The term "Nuclear Weapon Breakout Capability" does not necessarily mean a country has an operational nuclear weapon system immediately available (in the open or usually hidden). Capability, particularly considering Japan's Hiroshima-Nagasaki memory, is different from peaceful will or intention.
Japan's 1960s Nuclear Ambitions
During the administration of Japanese Prime Miniser Sato in the 1960's, it was reported that Japan secretly studied the development of nuclear weapons. In those years Sato argued that Japan needed nuclear weapons to match those of China, but the US opposed the idea. The Johnson administration pressed Japan to sign the Nuclear Non-Proliferation Treaty, ending, for then, Japan's nuclear ambitions.
On June 17, 1974, Japanese Prime Minister Tsutomu Hata told reporters that "it's certainly the case that Japan has the capability to possess nuclear weapons but has not made them." This remark aroused widespread concern in the international media at the time.
"Nuclear Weapon Breakout Capability" means a country, like Japan, already has, or within a limited time (maybe less than 2 years) the capability to put together the 3 major ingredients of a nuclear weapons system.
These ingredients include:
1. A nuclear delivery system - often land based long range ballistic missiles - like Japan's large MX missile size and shaped Epsilon satellite deployment rocket. The Epsilon, ideally for an ICBM, has three solid fuel stages. See an Epsilon launch 20 seconds into the video below.
2. Nuclear explosives - like Japan's literally tonnes of separated Uranium and Plutonium. Japan has spent many years and $Billions building and maintaining the Tokai Plutonium Reprocessing plant (apparently still open) for economically unconvincing reasons. Japan's Hitachi gained control of SILEX laser enrichment of Uranium technology in the 1990s.
and
3. A nuclear device design which might be in components or at least on paper or computer file. Simple (76 year old) gun type device designs may have been placed on paper and/or computer file by scientists in the Japanese Atomic Energy Research Institute (JAERI) during its 1956-2005 existence. This is before JAERI merged into the Japanese Atomic Energy Agency (JAEA) in 2005. Such designs may not belong to a specific JAEA section, may attract no budgeted cost and are secret, but the designs existence are known to a few JAEA scientists. Two or three Ministry of Defense officials may be aware of the designs existence in JAEA's files.

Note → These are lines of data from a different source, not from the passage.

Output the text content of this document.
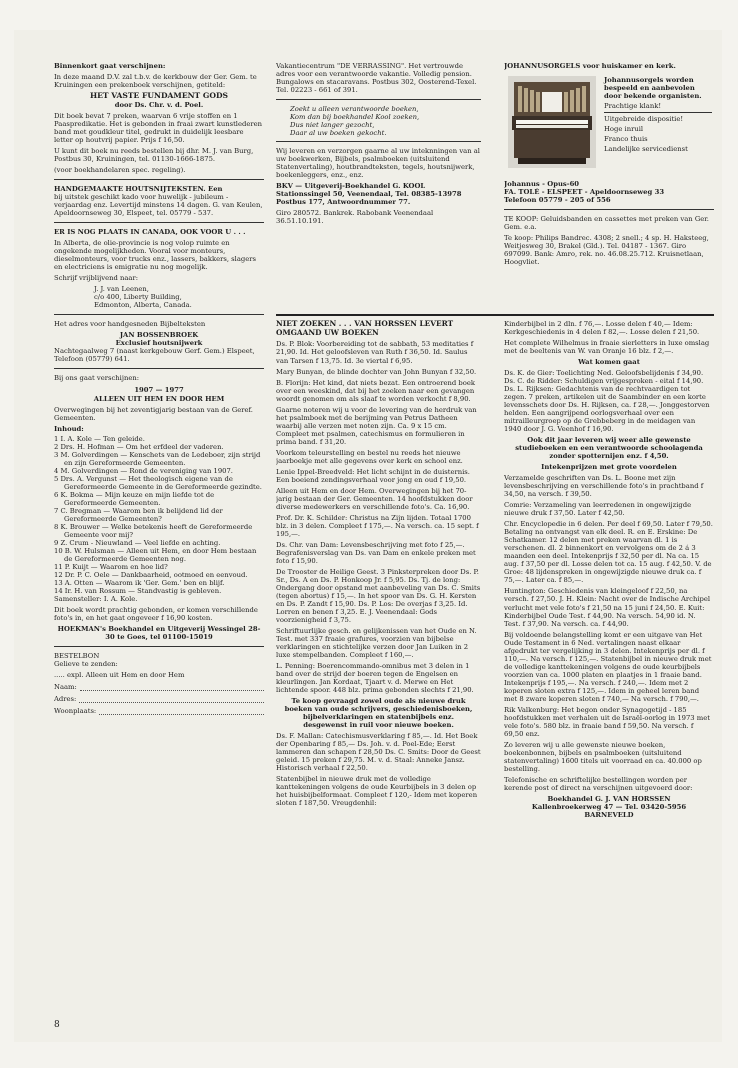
Binnenkort gaat verschijnen:

In deze maand D.V. zal t.b.v. de kerkbouw der Ger. Gem. te Kruiningen een prekenboek verschijnen, getiteld:

HET VASTE FUNDAMENT GODS

door Ds. Chr. v. d. Poel.

Dit boek bevat 7 preken, waarvan 6 vrije stoffen en 1 Paaspredikatie. Het is gebonden in fraai zwart kunstlederen band met goudkleur titel, gedrukt in duidelijk leesbare letter op houtvrij papier. Prijs f 16,50.

U kunt dit boek nu reeds bestellen bij dhr. M. J. van Burg, Postbus 30, Kruiningen, tel. 01130-1666-1875.

(voor boekhandelaren spec. regeling).

HANDGEMAAKTE HOUTSNIJTEKSTEN. Een

bij uitstek geschikt kado voor huwelijk - jubileum - verjaardag enz. Levertijd minstens 14 dagen. G. van Keulen, Apeldoornseweg 30, Elspeet, tel. 05779 - 537.

ER IS NOG PLAATS IN CANADA, OOK VOOR U . . .

In Alberta, de olie-provincie is nog volop ruimte en ongekende mogelijkheden. Vooral voor monteurs, dieselmonteurs, voor trucks enz., lassers, bakkers, slagers en electriciens is emigratie nu nog mogelijk.

Schrijf vrijblijvend naar:

J. J. van Leenen,
c/o 400, Liberty Building,
Edmonton, Alberta, Canada.

Het adres voor handgesneden Bijbelteksten

JAN BOSSENBROEK

Exclusief houtsnijwerk

Nachtegaalweg 7 (naast kerkgebouw Gerf. Gem.) Elspeet, Telefoon (05779) 641.

Bij ons gaat verschijnen:

1907 — 1977

ALLEEN UIT HEM EN DOOR HEM

Overwegingen bij het zeventigjarig bestaan van de Geref. Gemeenten.

Inhoud:

1 I. A. Kole — Ten geleide.
2 Drs. H. Hofman — Om het erfdeel der vaderen.
3 M. Golverdingen — Kenschets van de Ledeboer, zijn strijd en zijn Gereformeerde Gemeenten.
4 M. Golverdingen — Rond de vereniging van 1907.
5 Drs. A. Vergunst — Het theologisch eigene van de Gereformeerde Gemeente in de Gereformeerde gezindte.
6 K. Bokma — Mijn keuze en mijn liefde tot de Gereformeerde Gemeenten.
7 C. Bregman — Waarom ben ik belijdend lid der Gereformeerde Gemeenten?
8 K. Brouwer — Welke betekenis heeft de Gereformeerde Gemeente voor mij?
9 Z. Crum - Nieuwland — Veel liefde en achting.
10 B. W. Hulsman — Alleen uit Hem, en door Hem bestaan de Gereformeerde Gemeenten nog.
11 P. Kuijt — Waarom en hoe lid?
12 Dr. P. C. Oele — Dankbaarheid, ootmoed en eenvoud.
13 A. Otten — Waarom ik 'Ger. Gem.' ben en blijf.
14 Ir. H. van Rossum — Standvastig is gebleven.

Samensteller: I. A. Kole.

Dit boek wordt prachtig gebonden, er komen verschillende foto's in, en het gaat ongeveer f 16,90 kosten.

HOEKMAN's Boekhandel en Uitgeverij Wessingel 28-30 te Goes, tel 01100-15019

BESTELBON

Gelieve te zenden:

..... expl. Alleen uit Hem en door Hem

Naam:
Adres:
Woonplaats:

Vakantiecentrum "DE VERRASSING". Het vertrouwde adres voor een verantwoorde vakantie. Volledig pension. Bungalows en stacaravans. Postbus 302, Oosterend-Texel. Tel. 02223 - 661 of 391.

Zoekt u alleen verantwoorde boeken,
Kom dan bij boekhandel Kool zoeken,
Dus niet langer gezocht,
Daar al uw boeken gekocht.

Wij leveren en verzorgen gaarne al uw inteknningen van al uw boekwerken, Bijbels, psalmboeken (uitsluitend Statenvertaling), houtbrandteksten, tegels, houtsnijwerk, boekenleggers, enz., enz.

BKV — Uitgeverij-Boekhandel G. KOOL

Stationssingel 50, Veenendaal, Tel. 08385-13978

Postbus 177, Antwoordnummer 77.

Giro 280572. Bankrek. Rabobank Veenendaal 36.51.10.191.

JOHANNUSORGELS voor huiskamer en kerk.

Johannusorgels worden bespeeld en aanbevolen door bekende organisten.
Prachtige klank!
Uitgebreide dispositie!
Hoge inruil
Franco thuis
Landelijke servicedienst

Johannus - Opus-60

FA. TOLÉ - ELSPEET - Apeldoornseweg 33

Telefoon 05779 - 205 of 556

TE KOOP: Geluidsbanden en cassettes met preken van Ger. Gem. e.a.

Te koop: Philips Bandrec. 4308; 2 snell.; 4 sp. H. Haksteeg, Weitjesweg 30, Brakel (Gld.). Tel. 04187 - 1367. Giro 697099. Bank: Amro, rek. no. 46.08.25.712. Kruisnetlaan, Hoogvliet.

NIET ZOEKEN . . . VAN HORSSEN LEVERT OMGAAND UW BOEKEN

Ds. P. Blok: Voorbereiding tot de sabbath, 53 meditaties f 21,90. Id. Het geloofsleven van Ruth f 36,50. Id. Saulus van Tarsen f 13,75. Id. 3e viertal f 6,95.

Mary Bunyan, de blinde dochter van John Bunyan f 32,50.

B. Florijn: Het kind, dat niets bezat. Een ontroerend boek over een weeskind, dat bij het zoeken naar een gevangen woordt genomen om als slaaf te worden verkocht f 8,90.

Gaarne noteren wij u voor de levering van de herdruk van het psalmboek met de berijming van Petrus Datheen waarbij alle verzen met noten zijn. Ca. 9 x 15 cm. Compleet met psalmen, catechismus en formulieren in prima band. f 31,20.

Voorkom teleurstelling en bestel nu reeds het nieuwe jaarboekje met alle gegevens over kerk en school enz.

Lenie Ippel-Breedveld: Het licht schijnt in de duisternis. Een boeiend zendingsverhaal voor jong en oud f 19,50.

Alleen uit Hem en door Hem. Overwegingen bij het 70-jarig bestaan der Ger. Gemeenten. 14 hoofdstukken door diverse medewerkers en verschillende foto's. Ca. 16,90.

Prof. Dr. K. Schilder: Christus na Zijn lijden. Totaal 1700 blz. in 3 delen. Compleet f 175,—. Na versch. ca. 15 sept. f 195,—.

Ds. Chr. van Dam: Levensbeschrijving met foto f 25,—. Begrafenisverslag van Ds. van Dam en enkele preken met foto f 15,90.

De Trooster de Heilige Geest. 3 Pinksterpreken door Ds. P. Sr., Ds. A en Ds. P. Honkoop Jr. f 5,95. Ds. Tj. de long: Ondergang door opstand met aanbeveling van Ds. C. Smits (tegen abortus) f 15,—. In het spoor van Ds. G. H. Kersten en Ds. P. Zandt f 15,90. Ds. P. Los: De overjas f 3,25. Id. Lorren en benen f 3,25. E. J. Veenendaal: Gods voorzienigheid f 3,75.

Schriftuurlijke gesch. en gelijkenissen van het Oude en N. Test. met 337 fraaie grafures, voorzien van bijbelse verklaringen en stichtelijke verzen door Jan Luiken in 2 luxe stempelbanden. Compleet f 160,—.

L. Penning: Boerencommando-omnibus met 3 delen in 1 band over de strijd der boeren tegen de Engelsen en kleurlingen. Jan Kordaat, Tjaart v. d. Merwe en Het lichtende spoor. 448 blz. prima gebonden slechts f 21,90.

Te koop gevraagd zowel oude als nieuwe druk boeken van oude schrijvers, geschiedenisboeken, bijbelverklaringen en statenbijbels enz. desgewenst in ruil voor nieuwe boeken.

Ds. F. Mallan: Catechismusverklaring f 85,—. Id. Het Boek der Openbaring f 85,— Ds. Joh. v. d. Poel-Ede; Eerst lammeren dan schapen f 28,50 Ds. C. Smits: Door de Geest geleid. 15 preken f 29,75. M. v. d. Staal: Anneke Jansz. Historisch verhaal f 22,50.

Statenbijbel in nieuwe druk met de volledige kanttekeningen volgens de oude Keurbijbels in 3 delen op het huisbijbelformaat. Compleet f 120,- Idem met koperen sloten f 187,50. Vreugdenhil:

Kinderbijbel in 2 dln. f 76,—. Losse delen f 40,— Idem: Kerkgeschiedenis in 4 delen f 82,—. Losse delen f 21,50.

Het complete Wilhelmus in fraaie sierletters in luxe omslag met de beeltenis van W. van Oranje 16 blz. f 2,—.

Wat komen gaat

Ds. K. de Gier: Toelichting Ned. Geloofsbelijdenis f 34,90. Ds. C. de Ridder: Schuldigen vrijgesproken - eital f 14,90. Ds. L. Rijksen: Gedachtenis van de rechtvaardigen tot zegen. 7 preken, artikelen uit de Saambinder en een korte levensschets door Ds. H. Rijksen, ca. f 28,—. Jonggestorven helden. Een aangrijpend oorlogsverhaal over een mitrailleurgroep op de Grebbeberg in de meidagen van 1940 door J. G. Veenhof f 16,90.

Ook dit jaar leveren wij weer alle gewenste studieboeken en een verantwoorde schoolagenda zonder spotternijen enz. f 4,50.

Intekenprijzen met grote voordelen

Verzamelde geschriften van Ds. L. Boone met zijn levensbeschrijving en verschillende foto's in prachtband f 34,50, na versch. f 39,50.

Comrie: Verzameling van leerredenen in ongewijzigde nieuwe druk f 37,50. Later f 42,50.

Chr. Encyclopedie in 6 delen. Per deel f 69,50. Later f 79,50. Betaling na ontvangst van elk deel. R. en E. Erskine: De Schatkamer. 12 delen met preken waarvan dl. 1 is verschenen. dl. 2 binnenkort en vervolgens om de 2 á 3 maanden een deel. Intekenprijs f 32,50 per dl. Na ca. 15 aug. f 37,50 per dl. Losse delen tot ca. 15 aug. f 42,50. V. de Groe: 48 lijdenspreken in ongewijzigde nieuwe druk ca. f 75,—. Later ca. f 85,—.

Huntington: Geschiedenis van kleingeloof f 22,50, na versch. f 27,50. J. H. Klein: Nacht over de Indische Archipel verlucht met vele foto's f 21,50 na 15 juni f 24,50. E. Kuit: Kinderbijbel Oude Test. f 44,90. Na versch. 54,90 id. N. Test. f 37,90. Na versch. ca. f 44,90.

Bij voldoende belangstelling komt er een uitgave van Het Oude Testament in 6 Ned. vertalingen naast elkaar afgedrukt ter vergelijking in 3 delen. Intekenprijs per dl. f 110,—. Na versch. f 125,—. Statenbijbel in nieuwe druk met de volledige kanttekeningen volgens de oude keurbijbels voorzien van ca. 1000 platen en plaatjes in 1 fraaie band. Intekenprijs f 195,—. Na versch. f 240,—. Idem met 2 koperen sloten extra f 125,—. Idem in geheel leren band met 8 zware koperen sloten f 740,— Na versch. f 790,—.

Rik Valkenburg: Het begon onder Synagogetijd - 185 hoofdstukken met verhalen uit de Israël-oorlog in 1973 met vele foto's. 580 blz. in fraaie band f 59,50. Na versch. f 69,50 enz.

Zo leveren wij u alle gewenste nieuwe boeken, boekenbonnen, bijbels en psalmboeken (uitsluitend statenvertaling) 1600 titels uit voorraad en ca. 40.000 op bestelling.

Telefonische en schriftelijke bestellingen worden per kerende post of direct na verschijnen uitgevoerd door:

Boekhandel G. J. VAN HORSSEN

Kallenbroekerweg 47 — Tel. 03420-5956

BARNEVELD

8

Putting Japan's capability in perspective - even South Africa in the 1970s (a country with vastly less money and high tech resources than Japan) was on the point of testing nuclear weapons in the late 1970s. South Africa (with a bit of collaboration with countries like Israel, France and Taiwan) actually "developed a small finite deterrence arsenal of gun-type fission weapons in the 1980s. Six were constructed and another was under construction at the time the program ended.[8]"
FURTHER REFERENCES
Some geo-strategic context
[2017] Japan has large stockpiles of plutonium from civilian uses and already possesses uranium enrichment and plutonium reprocessing technologies. Estimates of Japan’s breakout time range from six months to several years. Japan’s alliance with the United States has thus far deterred it from developing nuclear weapons because it knows it can rely on the US for defense. However, North Korea’s progress in its nuclear program could drive Japan to reconsider. A nuclear Japan would threaten China’s desired hegemony in the region and force it to proceed with greater caution in its actions in the South China and East China seas.
Epsilon satellite booster quite ICBM suitable
The extent to which the US assisted JAXA's Epsilon Project is unclear. Japan Aerospace eXploration Agency (JAXA)is Japan’s NASA equivalent. Space agencies have dual military-civilian use technology and dual-use career personnel. Epsilon's 3 solid fuel stages make it ideal for quick ICBM launch and it doesn't rely on strap-on boosters making silo basing an option.